Début octobre, Lothar Becker, l’actuel président de TDF a demandé aux autres membres de « trouver des compromis et des solutions gagnant-gagnant « . Il note qu’il sera nécessaire de revoir un plan marketing adapté. Et ce qui va se passer ensuite ? Difficile à prévoir. Faut-il ramener Collabora pleinement dans le giron de la fondation et risquer d’augmenter les tensions avec d’autres membres de la communauté ? Attendre que d’autres entreprises commerciales viennent compléter les contributeurs ? Donc oui, c’est à cela que ce plan marketing doit servir, favoriser et valoriser les entreprises de cet écosystème fragile tout en assurant un développement soutenu de LibreOffice sans restriction d’usage.

Licence : entre liberté et liberticide

Vendredi 23 octobre 2020

LicenceBien sûr quand on parle de logiciel libre, on parle de licence. En tant qu’utilisateur final, vous n’en avez que faire. Souvent, seule vous importe la gratuité qui vous a été accordée pour son usage. Mais c’est plutôt en tant que développeur, que cette licence prend de l’importance. Suivant celle adoptée par le projet, le travail de codage publié aura des répercussions plus ou moins restrictives. Ici, on ne parle pas de programmeur indépendant, jeune étudiant en codage ou dilettante passionné mais d’abord d’entreprises informatiques qui emploient des développeurs et qui commercialisent des solutions autour du logiciel libre.

OpenOffice depuis sa reprise par la Fondation Apache, est publié sous sa licence éponyme AL v2. Celle-ci est classée dans les licences permissives. Contrairement à LibreOffice qui est sous double licences (MPL v2 et GPL v3) et qui sont elles, classées dans la catégorie « copyleft » et jugées comme restrictives. Ce qu’il faut déjà savoir c’est que ces deux catégories sont incompatibles même si elles se rapportent à des logiciels libres.

Ce paradoxe va permettre ainsi à LibreOffice de profiter de tout code publié par OpenOffice mais à l’inverse, le code publié par LibreOffice ne pourra être repris par OpenOffice.

Car la licence Apache d’OpenOffice impose peu d’obligations. Si une entreprise veut récupérer le logiciel pour le faire évoluer, il devra respecter la paternité de la licence mais pas la redistribution. En clair, s’il y a eu modification du code, elle n’est pas soumise à publication. A l’inverse, la même chose ne sera pas possible avec LibreOffice qui imposera que tout composant développé devra être publié sous la même licence et avec son code source. D’où la présence d’une restriction forte quand il faut contribuer.

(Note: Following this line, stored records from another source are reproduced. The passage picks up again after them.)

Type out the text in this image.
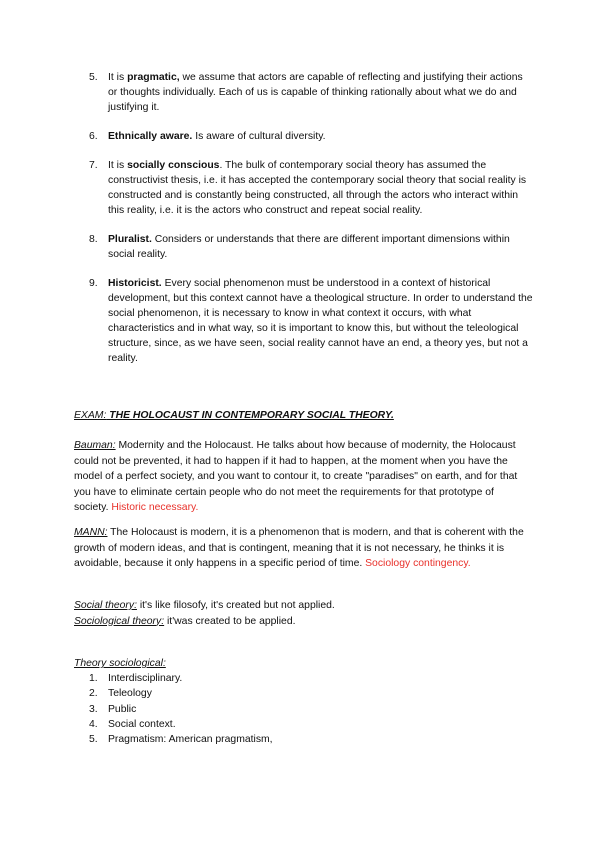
5. It is pragmatic, we assume that actors are capable of reflecting and justifying their actions or thoughts individually. Each of us is capable of thinking rationally about what we do and justifying it.
6. Ethnically aware. Is aware of cultural diversity.
7. It is socially conscious. The bulk of contemporary social theory has assumed the constructivist thesis, i.e. it has accepted the contemporary social theory that social reality is constructed and is constantly being constructed, all through the actors who interact within this reality, i.e. it is the actors who construct and repeat social reality.
8. Pluralist. Considers or understands that there are different important dimensions within social reality.
9. Historicist. Every social phenomenon must be understood in a context of historical development, but this context cannot have a theological structure. In order to understand the social phenomenon, it is necessary to know in what context it occurs, with what characteristics and in what way, so it is important to know this, but without the teleological structure, since, as we have seen, social reality cannot have an end, a theory yes, but not a reality.
EXAM: THE HOLOCAUST IN CONTEMPORARY SOCIAL THEORY.
Bauman: Modernity and the Holocaust. He talks about how because of modernity, the Holocaust could not be prevented, it had to happen if it had to happen, at the moment when you have the model of a perfect society, and you want to contour it, to create "paradises" on earth, and for that you have to eliminate certain people who do not meet the requirements for that prototype of society. Historic necessary.
MANN: The Holocaust is modern, it is a phenomenon that is modern, and that is coherent with the growth of modern ideas, and that is contingent, meaning that it is not necessary, he thinks it is avoidable, because it only happens in a specific period of time. Sociology contingency.
Social theory: it's like filosofy, it's created but not applied.
Sociological theory: it'was created to be applied.
Theory sociological:
1. Interdisciplinary.
2. Teleology
3. Public
4. Social context.
5. Pragmatism: American pragmatism,
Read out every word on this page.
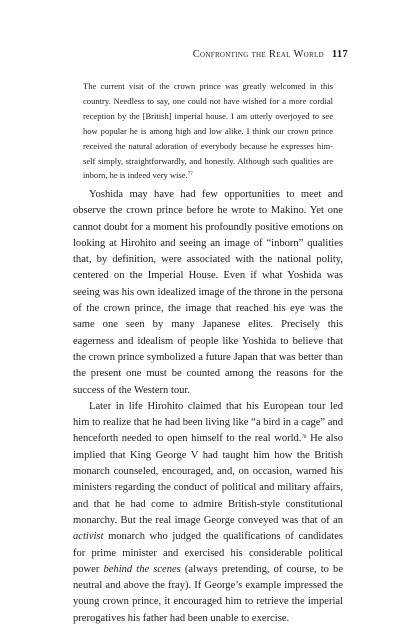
Confronting the Real World 117

The current visit of the crown prince was greatly welcomed in this country. Needless to say, one could not have wished for a more cordial reception by the [British] imperial house. I am utterly overjoyed to see how popular he is among high and low alike. I think our crown prince received the natural adoration of everybody because he expresses himself simply, straightforwardly, and honestly. Although such qualities are inborn, he is indeed very wise.$^{77}$

Yoshida may have had few opportunities to meet and observe the crown prince before he wrote to Makino. Yet one cannot doubt for a moment his profoundly positive emotions on looking at Hirohito and seeing an image of “inborn” qualities that, by definition, were associated with the national polity, centered on the Imperial House. Even if what Yoshida was seeing was his own idealized image of the throne in the persona of the crown prince, the image that reached his eye was the same one seen by many Japanese elites. Precisely this eagerness and idealism of people like Yoshida to believe that the crown prince symbolized a future Japan that was better than the present one must be counted among the reasons for the success of the Western tour.

Later in life Hirohito claimed that his European tour led him to realize that he had been living like “a bird in a cage” and henceforth needed to open himself to the real world.$^{78}$ He also implied that King George V had taught him how the British monarch counseled, encouraged, and, on occasion, warned his ministers regarding the conduct of political and military affairs, and that he had come to admire British-style constitutional monarchy. But the real image George conveyed was that of an activist monarch who judged the qualifications of candidates for prime minister and exercised his considerable political power behind the scenes (always pretending, of course, to be neutral and above the fray). If George’s example impressed the young crown prince, it encouraged him to retrieve the imperial prerogatives his father had been unable to exercise.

Cette approche restrictive peut sembler plus logique dans sa philosophie mais elle a un inconvénient majeur. Elle freine toute usage par des entreprises qui chercheraient à intégrer un logiciel libre sous copyleft. Ainsi en France, le non-respect de la licence expose le contrevenant à une action en contrefaçon, sanctionnée par l’article L. 335-2 du Code de la propriété intellectuelle (les sanctions pouvant atteindre 150.000 € d’amende et 2 ans d’emprisonnement). Il faut faire face à une alternative : répercuter l’engagement avec ses clients ou choisir d’interdire à ses développeurs l’utilisation de logiciels à code ouvert pour les intégrer dans des développements propriétaires. La plupart du temps, le choix est vite fait. Ces projets se privent d’emblée, d’entreprises qui pourraient devenir de futurs contributeurs.

Beaucoup avancent que le copyleft protège le développeur. En fait, il protège d’abord l’entreprise qui emploie le(s) développeur(s). Collabora et CIB, les principales entreprises contributrices du projet LibreOffice, gardent ainsi la main-mise sur leur investissement. Il s’agit de conserver une certaine brevetabilité du code. Ce qui joue un rôle certain dans la valorisation des actifs immatériels de ces sociétés. Un passage en licence permissive aurait donc un impact financier certain. Par exemple, la Fondation Apache estime ses projets pour une valeur supérieure à 20 milliards de dollars.

Qu’on ne s’y trompe pas, la tendance depuis plusieurs années est à la baisse des projets en licence copyleft. En 2019, on n’en comptait plus que 33 %(1) contre 57 % en 2011. Les licences MIT et Apache sont désormais majoritaires.